CMV, cytomegalovirus; div, divided; HHV-6, human herpesvirus 6; HIV, human immunodeficiency virus; HSV, herpes simplex virus; IG, immune-globulin; IV, intravenous; IVIG, intravenous immunoglobulin; JCV, JC virus; max, maximum; RSV, respiratory syncytial virus.

Myocarditis

Mechanical circulatory support should be considered for children with fulminant myocarditis unresponsive to standard management. Aggressive therapy is warranted because both adults and children who survive their illness have a good prognosis for return to normal ventricular function.89, 90 Cardiac transplantation may be necessary for those children refractory to other management.

Current recommendations do not support the use of immunosuppressive therapy14, 91 or nonsteroidal antiinflammatory agents,⁹² particularly early in the course of myocarditis.

Treatment with high-dose IVIG has been associated with improved left ventricular function in several small studies in children and adults.93, 94 IVIG is generally well tolerated and warrants investigation in larger, controlled studies. Several immune modulators such as interferon-α and interleukin-2 are being investigated for use in treatment of myocarditis.⁹² Specific antiviral therapy is indicated when the inciting viral agent has been identified.

Hepatitis

The role of antiviral therapy in FHF is limited.
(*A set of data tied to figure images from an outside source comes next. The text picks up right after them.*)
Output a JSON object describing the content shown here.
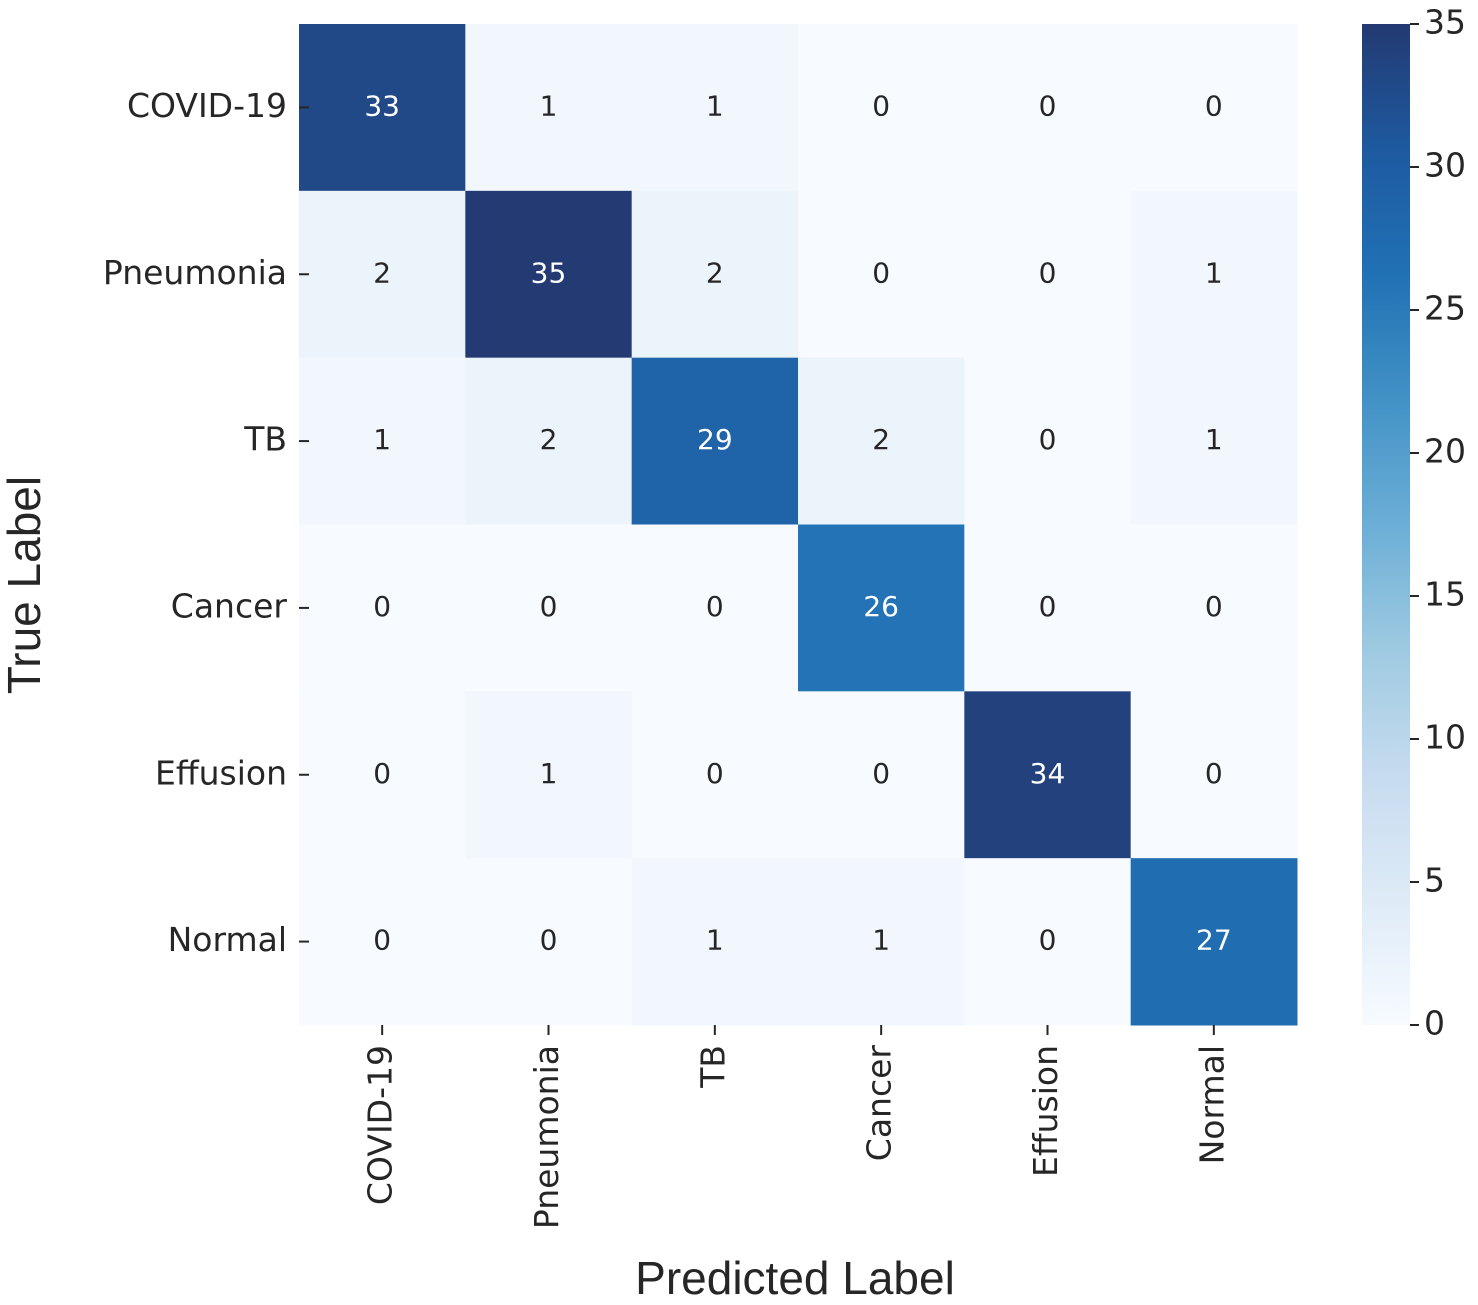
{
  "chart_data": {
    "type": "heatmap",
    "x_label": "Predicted Label",
    "y_label": "True Label",
    "x_categories": [
      "COVID-19",
      "Pneumonia",
      "TB",
      "Cancer",
      "Effusion",
      "Normal"
    ],
    "y_categories": [
      "COVID-19",
      "Pneumonia",
      "TB",
      "Cancer",
      "Effusion",
      "Normal"
    ],
    "values": [
      [
        33,
        1,
        1,
        0,
        0,
        0
      ],
      [
        2,
        35,
        2,
        0,
        0,
        1
      ],
      [
        1,
        2,
        29,
        2,
        0,
        1
      ],
      [
        0,
        0,
        0,
        26,
        0,
        0
      ],
      [
        0,
        1,
        0,
        0,
        34,
        0
      ],
      [
        0,
        0,
        1,
        1,
        0,
        27
      ]
    ],
    "colors": [
      "#f7fbff",
      "#deebf7",
      "#c6dbef",
      "#9ecae1",
      "#6baed6",
      "#4292c6",
      "#2171b5",
      "#1e5aa0",
      "#233a72"
    ],
    "clim": [
      0,
      35
    ],
    "cticks": [
      0,
      5,
      10,
      15,
      20,
      25,
      30,
      35
    ]
  }
}
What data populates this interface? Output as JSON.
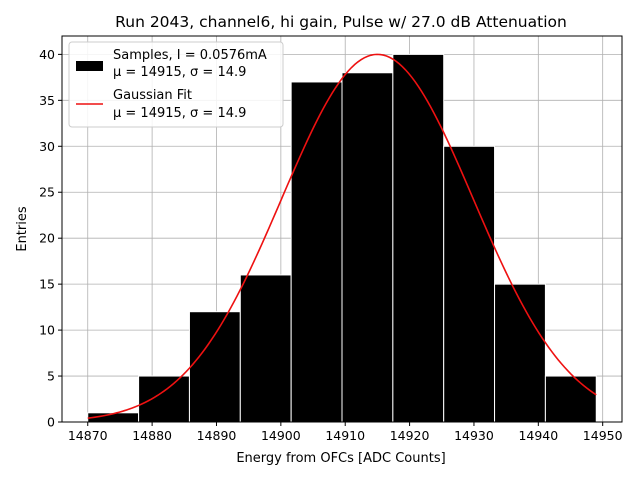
{
  "chart_data": {
    "type": "bar",
    "title": "Run 2043, channel6, hi gain, Pulse w/ 27.0 dB Attenuation",
    "xlabel": "Energy from OFCs [ADC Counts]",
    "ylabel": "Entries",
    "xlim": [
      14866,
      14953
    ],
    "ylim": [
      0,
      42
    ],
    "x_ticks": [
      14870,
      14880,
      14890,
      14900,
      14910,
      14920,
      14930,
      14940,
      14950
    ],
    "y_ticks": [
      0,
      5,
      10,
      15,
      20,
      25,
      30,
      35,
      40
    ],
    "grid": true,
    "legend_position": "top-left",
    "histogram": {
      "name_line1": "Samples, I = 0.0576mA",
      "name_line2": "μ = 14915, σ = 14.9",
      "color": "#000000",
      "bins": [
        {
          "x0": 14870.0,
          "x1": 14877.9,
          "count": 1
        },
        {
          "x0": 14877.9,
          "x1": 14885.8,
          "count": 5
        },
        {
          "x0": 14885.8,
          "x1": 14893.7,
          "count": 12
        },
        {
          "x0": 14893.7,
          "x1": 14901.6,
          "count": 16
        },
        {
          "x0": 14901.6,
          "x1": 14909.5,
          "count": 37
        },
        {
          "x0": 14909.5,
          "x1": 14917.4,
          "count": 38
        },
        {
          "x0": 14917.4,
          "x1": 14925.3,
          "count": 40
        },
        {
          "x0": 14925.3,
          "x1": 14933.2,
          "count": 30
        },
        {
          "x0": 14933.2,
          "x1": 14941.1,
          "count": 15
        },
        {
          "x0": 14941.1,
          "x1": 14949.0,
          "count": 5
        }
      ]
    },
    "fit": {
      "name_line1": "Gaussian Fit",
      "name_line2": "μ = 14915, σ = 14.9",
      "color": "#ee1111",
      "amplitude": 40.0,
      "mu": 14915,
      "sigma": 14.9,
      "x_range": [
        14870,
        14949
      ]
    }
  }
}
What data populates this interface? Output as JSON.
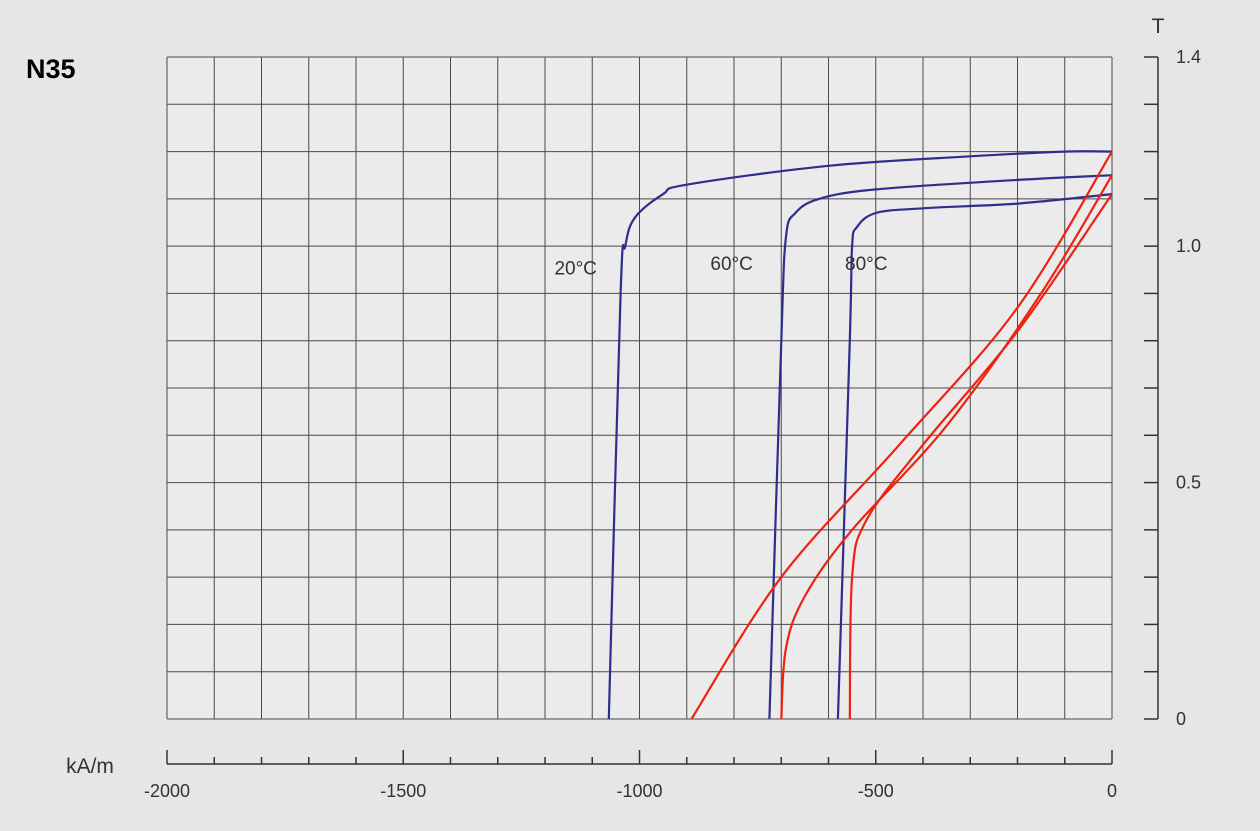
{
  "chart_data": {
    "type": "line",
    "title": "N35",
    "xlabel": "kA/m",
    "ylabel": "T",
    "xlim": [
      -2000,
      0
    ],
    "ylim": [
      0,
      1.4
    ],
    "x_ticks": [
      -2000,
      -1500,
      -1000,
      -500,
      0
    ],
    "x_tick_labels": [
      "-2000",
      "-1500",
      "-1000",
      "-500",
      "0"
    ],
    "y_ticks": [
      0,
      0.5,
      1.0,
      1.4
    ],
    "y_tick_labels": [
      "0",
      "0.5",
      "1.0",
      "1.4"
    ],
    "grid": true,
    "colors": {
      "background": "#e6e6e6",
      "plot_bg": "#ebebeb",
      "grid": "#4a4a4a",
      "j_curve": "#2e2e8c",
      "b_curve": "#ee2211"
    },
    "series": [
      {
        "name": "20°C",
        "kind": "J",
        "color": "#2e2e8c",
        "points": [
          [
            -1065,
            0
          ],
          [
            -1040,
            0.9
          ],
          [
            -1030,
            1.0
          ],
          [
            -1010,
            1.06
          ],
          [
            -950,
            1.11
          ],
          [
            -900,
            1.13
          ],
          [
            -600,
            1.17
          ],
          [
            -300,
            1.19
          ],
          [
            -100,
            1.2
          ],
          [
            0,
            1.2
          ]
        ]
      },
      {
        "name": "60°C",
        "kind": "J",
        "color": "#2e2e8c",
        "points": [
          [
            -725,
            0
          ],
          [
            -700,
            0.8
          ],
          [
            -690,
            1.02
          ],
          [
            -670,
            1.07
          ],
          [
            -620,
            1.1
          ],
          [
            -500,
            1.12
          ],
          [
            -200,
            1.14
          ],
          [
            0,
            1.15
          ]
        ]
      },
      {
        "name": "80°C",
        "kind": "J",
        "color": "#2e2e8c",
        "points": [
          [
            -580,
            0
          ],
          [
            -555,
            0.8
          ],
          [
            -550,
            1.0
          ],
          [
            -540,
            1.04
          ],
          [
            -500,
            1.07
          ],
          [
            -400,
            1.08
          ],
          [
            -200,
            1.09
          ],
          [
            0,
            1.11
          ]
        ]
      },
      {
        "kind": "B",
        "color": "#ee2211",
        "points": [
          [
            -890,
            0
          ],
          [
            -700,
            0.3
          ],
          [
            -450,
            0.58
          ],
          [
            -200,
            0.87
          ],
          [
            0,
            1.2
          ]
        ]
      },
      {
        "kind": "B",
        "color": "#ee2211",
        "points": [
          [
            -700,
            0
          ],
          [
            -690,
            0.15
          ],
          [
            -650,
            0.26
          ],
          [
            -550,
            0.4
          ],
          [
            -350,
            0.62
          ],
          [
            -150,
            0.9
          ],
          [
            0,
            1.15
          ]
        ]
      },
      {
        "kind": "B",
        "color": "#ee2211",
        "points": [
          [
            -555,
            0
          ],
          [
            -550,
            0.3
          ],
          [
            -520,
            0.42
          ],
          [
            -400,
            0.58
          ],
          [
            -200,
            0.82
          ],
          [
            0,
            1.11
          ]
        ]
      }
    ],
    "annotations": [
      {
        "text": "20°C",
        "x": -1180,
        "y": 0.94
      },
      {
        "text": "60°C",
        "x": -850,
        "y": 0.95
      },
      {
        "text": "80°C",
        "x": -565,
        "y": 0.95
      }
    ]
  }
}
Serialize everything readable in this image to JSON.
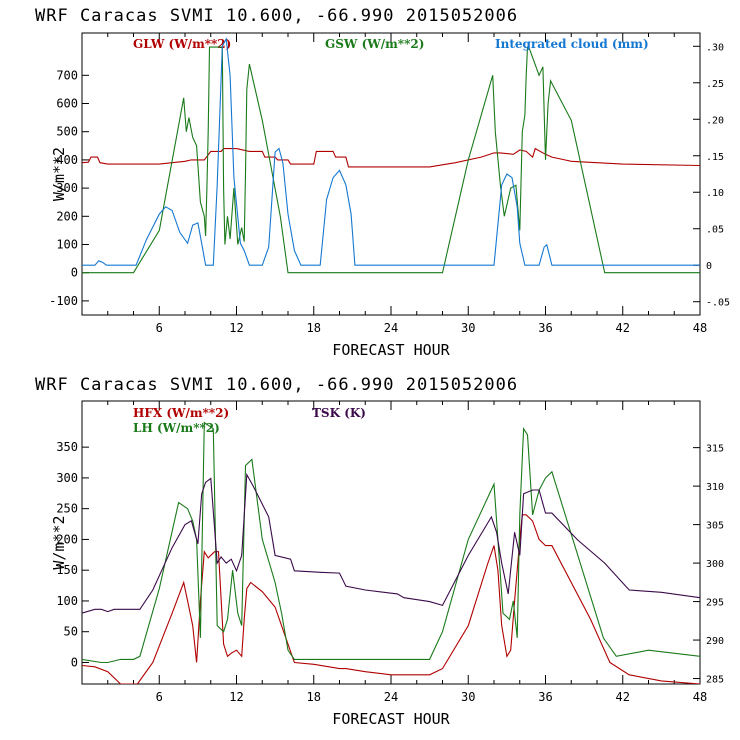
{
  "chart_data": [
    {
      "type": "line",
      "title": "WRF  Caracas SVMI  10.600, -66.990  2015052006",
      "xlabel": "FORECAST HOUR",
      "ylabel": "W/m**2",
      "xlim": [
        0,
        48
      ],
      "ylim": [
        -150,
        850
      ],
      "xticks": [
        6,
        12,
        18,
        24,
        30,
        36,
        42,
        48
      ],
      "yticks": [
        -100,
        0,
        100,
        200,
        300,
        400,
        500,
        600,
        700
      ],
      "ytick_labels": [
        "-100",
        "0",
        "100",
        "200",
        "300",
        "400",
        "500",
        "600",
        "700"
      ],
      "y2lim": [
        -0.0682,
        0.3182
      ],
      "y2ticks": [
        -0.05,
        0,
        0.05,
        0.1,
        0.15,
        0.2,
        0.25,
        0.3
      ],
      "y2tick_labels": [
        "-.05",
        "0",
        ".05",
        ".10",
        ".15",
        ".20",
        ".25",
        ".30"
      ],
      "legend_position": "top",
      "series": [
        {
          "name": "GLW (W/m**2)",
          "color": "#b00000",
          "axis": "left",
          "x": [
            0,
            0.5,
            0.7,
            1.2,
            1.4,
            2,
            6,
            8,
            8.5,
            9.5,
            10,
            10.8,
            11,
            12,
            13,
            14,
            14.2,
            15,
            15.2,
            16,
            16.2,
            18,
            18.2,
            19.5,
            19.7,
            20.5,
            20.7,
            24,
            27,
            29,
            31,
            32,
            32.5,
            33.5,
            34,
            34.5,
            35,
            35.2,
            36,
            36.5,
            37.5,
            38,
            42,
            48
          ],
          "y": [
            390,
            392,
            410,
            410,
            390,
            385,
            385,
            395,
            400,
            400,
            430,
            430,
            440,
            440,
            430,
            430,
            410,
            410,
            400,
            400,
            385,
            385,
            430,
            430,
            410,
            410,
            375,
            375,
            375,
            390,
            410,
            425,
            425,
            420,
            435,
            430,
            410,
            440,
            420,
            410,
            400,
            395,
            385,
            380
          ]
        },
        {
          "name": "GSW (W/m**2)",
          "color": "#1a7a1a",
          "axis": "left",
          "x": [
            0,
            4,
            6,
            7.9,
            8.1,
            8.3,
            8.6,
            8.9,
            9.2,
            9.5,
            9.6,
            9.7,
            9.8,
            9.9,
            10.1,
            10.9,
            11,
            11.1,
            11.3,
            11.5,
            11.8,
            12.1,
            12.4,
            12.6,
            12.7,
            12.8,
            13,
            14,
            15.4,
            16,
            28,
            30,
            31.9,
            32.1,
            32.5,
            32.8,
            33.3,
            33.7,
            34,
            34.2,
            34.4,
            34.5,
            34.6,
            34.7,
            35.5,
            35.8,
            36,
            36.2,
            36.4,
            38,
            40.6,
            48
          ],
          "y": [
            0,
            0,
            150,
            620,
            500,
            550,
            480,
            450,
            250,
            200,
            130,
            300,
            500,
            800,
            800,
            800,
            300,
            100,
            200,
            120,
            300,
            100,
            160,
            110,
            350,
            650,
            740,
            540,
            200,
            0,
            0,
            400,
            700,
            500,
            310,
            200,
            300,
            310,
            150,
            500,
            560,
            700,
            800,
            800,
            700,
            730,
            400,
            600,
            680,
            540,
            0,
            0
          ]
        },
        {
          "name": "Integrated cloud (mm)",
          "color": "#1478d2",
          "axis": "right",
          "x": [
            0,
            1,
            1.3,
            1.6,
            1.9,
            4.2,
            5,
            6,
            6.5,
            7,
            7.6,
            8.2,
            8.6,
            9,
            9.4,
            9.6,
            10.2,
            10.5,
            10.9,
            11.2,
            11.5,
            11.8,
            12.3,
            12.6,
            13,
            14,
            14.5,
            15,
            15.3,
            15.6,
            16,
            16.5,
            17,
            18.5,
            19,
            19.5,
            20,
            20.5,
            20.9,
            21.2,
            32,
            32.6,
            33,
            33.4,
            33.8,
            34,
            34.4,
            35,
            35.5,
            35.9,
            36.1,
            36.5,
            48
          ],
          "y": [
            0,
            0,
            0.006,
            0.004,
            0,
            0,
            0.035,
            0.07,
            0.08,
            0.075,
            0.045,
            0.03,
            0.055,
            0.058,
            0.02,
            0,
            0,
            0.11,
            0.3,
            0.31,
            0.26,
            0.12,
            0.03,
            0.02,
            0,
            0,
            0.025,
            0.155,
            0.16,
            0.14,
            0.07,
            0.02,
            0,
            0,
            0.09,
            0.12,
            0.13,
            0.11,
            0.07,
            0,
            0,
            0.11,
            0.125,
            0.12,
            0.08,
            0.03,
            0,
            0,
            0,
            0.025,
            0.028,
            0,
            0
          ]
        }
      ]
    },
    {
      "type": "line",
      "title": "WRF  Caracas SVMI  10.600, -66.990  2015052006",
      "xlabel": "FORECAST HOUR",
      "ylabel": "W/m**2",
      "xlim": [
        0,
        48
      ],
      "ylim": [
        -35,
        425
      ],
      "xticks": [
        6,
        12,
        18,
        24,
        30,
        36,
        42,
        48
      ],
      "yticks": [
        0,
        50,
        100,
        150,
        200,
        250,
        300,
        350
      ],
      "ytick_labels": [
        "0",
        "50",
        "100",
        "150",
        "200",
        "250",
        "300",
        "350"
      ],
      "y2lim": [
        284.29,
        321.06
      ],
      "y2ticks": [
        285,
        290,
        295,
        300,
        305,
        310,
        315
      ],
      "y2tick_labels": [
        "285",
        "290",
        "295",
        "300",
        "305",
        "310",
        "315"
      ],
      "legend_position": "top-left",
      "series": [
        {
          "name": "HFX (W/m**2)",
          "color": "#b00000",
          "axis": "left",
          "x": [
            0,
            1,
            2,
            3,
            3.5,
            4.3,
            5.5,
            7,
            7.9,
            8.2,
            8.6,
            8.9,
            9.2,
            9.5,
            9.8,
            10.3,
            10.6,
            11,
            11.3,
            11.6,
            12,
            12.4,
            12.6,
            12.8,
            13.1,
            14,
            15,
            16.5,
            18,
            20,
            20.5,
            22,
            24,
            27,
            28,
            30,
            31.5,
            32,
            32.3,
            32.6,
            33,
            33.3,
            33.6,
            34,
            34.2,
            34.5,
            35,
            35.5,
            36,
            36.5,
            39.5,
            41,
            42.5,
            45,
            48
          ],
          "y": [
            -5,
            -7,
            -15,
            -35,
            -35,
            -35,
            0,
            80,
            130,
            100,
            60,
            0,
            100,
            180,
            170,
            180,
            180,
            30,
            10,
            15,
            20,
            10,
            70,
            120,
            130,
            115,
            90,
            0,
            -3,
            -10,
            -10,
            -15,
            -20,
            -20,
            -10,
            60,
            160,
            190,
            150,
            60,
            10,
            20,
            100,
            200,
            240,
            240,
            230,
            200,
            190,
            190,
            70,
            0,
            -20,
            -30,
            -35
          ]
        },
        {
          "name": "LH (W/m**2)",
          "color": "#1a7a1a",
          "axis": "left",
          "x": [
            0,
            1.5,
            2,
            3,
            4,
            4.5,
            6,
            7.5,
            8.2,
            8.6,
            8.9,
            9.2,
            9.5,
            10.2,
            10.5,
            11,
            11.3,
            11.7,
            12.1,
            12.4,
            12.7,
            13.2,
            14,
            15,
            15.5,
            16,
            16.5,
            20,
            27,
            28,
            30,
            32,
            32.3,
            32.7,
            33.2,
            33.5,
            33.8,
            34,
            34.3,
            34.6,
            35,
            35.5,
            36,
            36.5,
            40.5,
            41.5,
            44,
            48
          ],
          "y": [
            5,
            0,
            0,
            5,
            5,
            10,
            120,
            260,
            250,
            230,
            200,
            40,
            390,
            380,
            60,
            50,
            70,
            150,
            80,
            60,
            320,
            330,
            200,
            130,
            80,
            20,
            5,
            5,
            5,
            50,
            200,
            290,
            200,
            80,
            70,
            100,
            40,
            240,
            380,
            370,
            240,
            280,
            300,
            310,
            40,
            10,
            20,
            10
          ]
        },
        {
          "name": "TSK (K)",
          "color": "#3a0a4a",
          "axis": "right",
          "x": [
            0,
            1,
            1.5,
            2,
            2.5,
            3,
            3.5,
            4.5,
            5.5,
            7,
            8,
            8.5,
            9,
            9.3,
            9.6,
            10,
            10.5,
            10.8,
            11.2,
            11.6,
            12,
            12.4,
            12.8,
            13.3,
            14.5,
            15,
            16.2,
            16.5,
            18.5,
            20,
            20.5,
            22,
            24.5,
            25,
            27,
            28,
            30,
            31.8,
            32.2,
            32.6,
            33.1,
            33.6,
            34,
            34.3,
            35,
            35.5,
            36,
            36.5,
            38.5,
            40.6,
            42.5,
            45,
            48
          ],
          "y": [
            293.5,
            294,
            294,
            293.7,
            294,
            294,
            294,
            294,
            296.5,
            302,
            305,
            305.5,
            302.5,
            309,
            310.5,
            311,
            300,
            300.8,
            300,
            300.5,
            299,
            301,
            311.5,
            310,
            306,
            301,
            300.5,
            299,
            298.8,
            298.7,
            297,
            296.5,
            296,
            295.5,
            295,
            294.5,
            301,
            306,
            304,
            300,
            296,
            304,
            301,
            309,
            309.5,
            309.5,
            306.5,
            306.5,
            303,
            300,
            296.5,
            296.2,
            295.5
          ]
        }
      ]
    }
  ]
}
Acyclovir should be initiated if HSV is suspected or confirmed, and pleconaril has shown some benefit in enteroviral sepsis.⁹⁵

Controlled trials with plasma exchange and plasmapheresis have shown improved hemodynamic parameters, decreased intracranial pressure, and improved survival.⁹⁶ Experimental therapies such as hepatocyte transplantation and artificial hepatic support systems are in development and have shown promise in early studies.⁹⁷ Currently, orthotopic liver transplantation provides the primary treatment modality. For a detailed discussion of the management of FHF see Chapter 79 and reference 90.

Pneumonitis

The cornerstone of treatment remains supportive with oxygen, fluids, bronchodilators, and mechanical ventilation. Corticosteroids are generally of no proven benefit in viral-mediated pneumonia, and the data to suggest benefit in bronchiolitis remain controversial.98, 99, 100, 101

Generally treatment of RSV with ribavirin in immunocompetent hosts has not shown clinical benefit,¹⁰² despite initial studies that had suggested a modest clinical benefit and led to the licensing of ribavirin.103, 104, 105 Evidence is developing, however, that a combination of inhaled ribavirin with either intravenous RSV immunoglobulin or monoclonal antibody may substantially decrease the high death rate of RSV pneumonia in bone marrow transplant subjects from 50% to 70% with ribavirin alone to 9% to 42% in combination.106, 107, 108, 109

Patients whose symptoms are suggestive of SARS should be immediately isolated in a negative pressure room with the use of airborne precautions (N95 respirator or PAPR [powered air purifying respirator]) and contact precautions (gowns and gloves).67, 101, 109 Both hospital infection control and the local public health department need to be contacted immediately. Treatment of SARS remains controversial. The CDC website (www.cdc.gov) and infectious diseases consultation should be accessed for up-to-date diagnostics, treatment, and isolation guidelines.

Encephalitis

Untreated, HSV encephalitis carries a death rate in excess of 70%¹¹⁰ and even treated, death and complications for those who survive remain on the order of 15% and 20%, respectively.¹¹¹ Similarly, despite treatment, neonatal HSV CNS disease carries significant risk of death and morbidity, ranging from 0% to 15% and 43% to 68%, respectively.⁴⁹ Early identification of patients and rapid initiation of acyclovir have been associated with better outcome.110, 111 Unless an alternative cause is clear, high-dose acyclovir should be initiated in all children with encephalitis until HSV can be ruled out. Other specific antiviral therapy may be directed as outlined in Table 88-3.